Current hardware trends, such as GPUs and MICs, are based on marginal
increases in clock speed, coupled with vast increases in concurrency,
particularly at the fine grain. Multi-physics codes face particular
challenges in achieving fine-grained concurrency, as different physics
and dynamics components have different computational profiles, and
universal solutions are hard to come by.

We propose here one approach for multi-physics codes. These codes are
typically structured as \emph{components} interacting via software
frameworks. The component structure of a typical Earth system model
consists of a hierarchical and recursive tree of components, each
representing a different climate process or dynamical system. These
generally encompass a modest level of concurrency at the highest level
(e.g atmosphere and ocean on different processor sets) with serial
organization underneath.

We propose to extend concurrency much further by running more and more
physics in parallel with each other.
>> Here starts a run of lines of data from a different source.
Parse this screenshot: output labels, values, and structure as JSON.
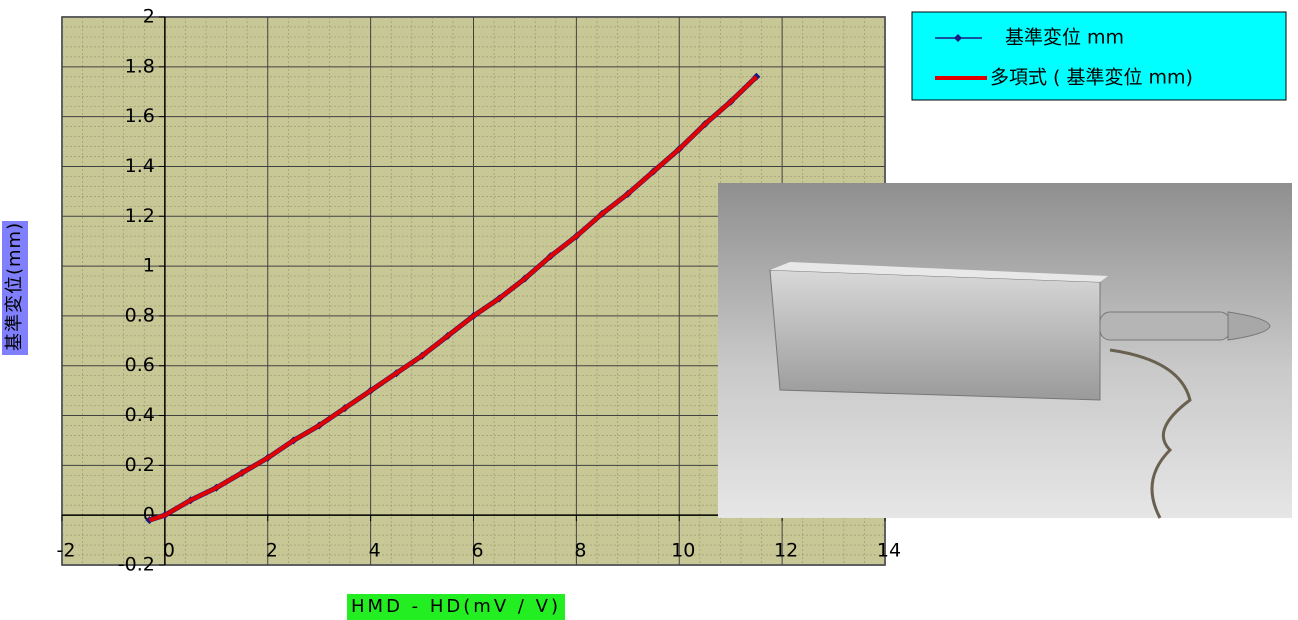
{
  "chart_data": {
    "type": "scatter",
    "xlabel": "HMD - HD(mV / V)",
    "ylabel": "基準変位(mm)",
    "x": [
      -0.3,
      0,
      0.5,
      1,
      1.5,
      2,
      2.5,
      3,
      3.5,
      4,
      4.5,
      5,
      5.5,
      6,
      6.5,
      7,
      7.5,
      8,
      8.5,
      9,
      9.5,
      10,
      10.5,
      11,
      11.5
    ],
    "series": [
      {
        "name": "基準変位 mm",
        "color": "#1a1a80",
        "values": [
          -0.02,
          0,
          0.06,
          0.11,
          0.17,
          0.23,
          0.3,
          0.36,
          0.43,
          0.5,
          0.57,
          0.64,
          0.72,
          0.8,
          0.87,
          0.95,
          1.04,
          1.12,
          1.21,
          1.29,
          1.38,
          1.47,
          1.57,
          1.66,
          1.76
        ]
      },
      {
        "name": "多項式 ( 基準変位 mm)",
        "color": "#e00000",
        "trendline": true,
        "values": [
          -0.02,
          0,
          0.06,
          0.11,
          0.17,
          0.23,
          0.3,
          0.36,
          0.43,
          0.5,
          0.57,
          0.64,
          0.72,
          0.8,
          0.87,
          0.95,
          1.04,
          1.12,
          1.21,
          1.29,
          1.38,
          1.47,
          1.57,
          1.66,
          1.76
        ]
      }
    ],
    "xlim": [
      -2,
      14
    ],
    "xticks": [
      -2,
      0,
      2,
      4,
      6,
      8,
      10,
      12,
      14
    ],
    "ylim": [
      -0.2,
      2
    ],
    "yticks": [
      -0.2,
      0,
      0.2,
      0.4,
      0.6,
      0.8,
      1,
      1.2,
      1.4,
      1.6,
      1.8,
      2
    ],
    "grid": true,
    "minor_grid": true,
    "legend": "upper right"
  }
}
Each component can further be
parallelized on the fine grain, potentially offering a major increase
in scalability of Earth system models.

We present here first results from this approach, called
Coarse-grained Component Concurrency. Within the GFDL Flexible
Modeling System, the radiation component has been configured to run in
parallel with the atmospheric dynamics and all other atmospheric
physics components. We will explore the algorithmic challenges
involved in such an approach, and present results from such
simulations. Plans to extend this approach within other components
such as the ocean, will be discussed.

We will also show results from GFDL's participation in the NGGPS
project to define the Next-Generation Global Prediction System for the US.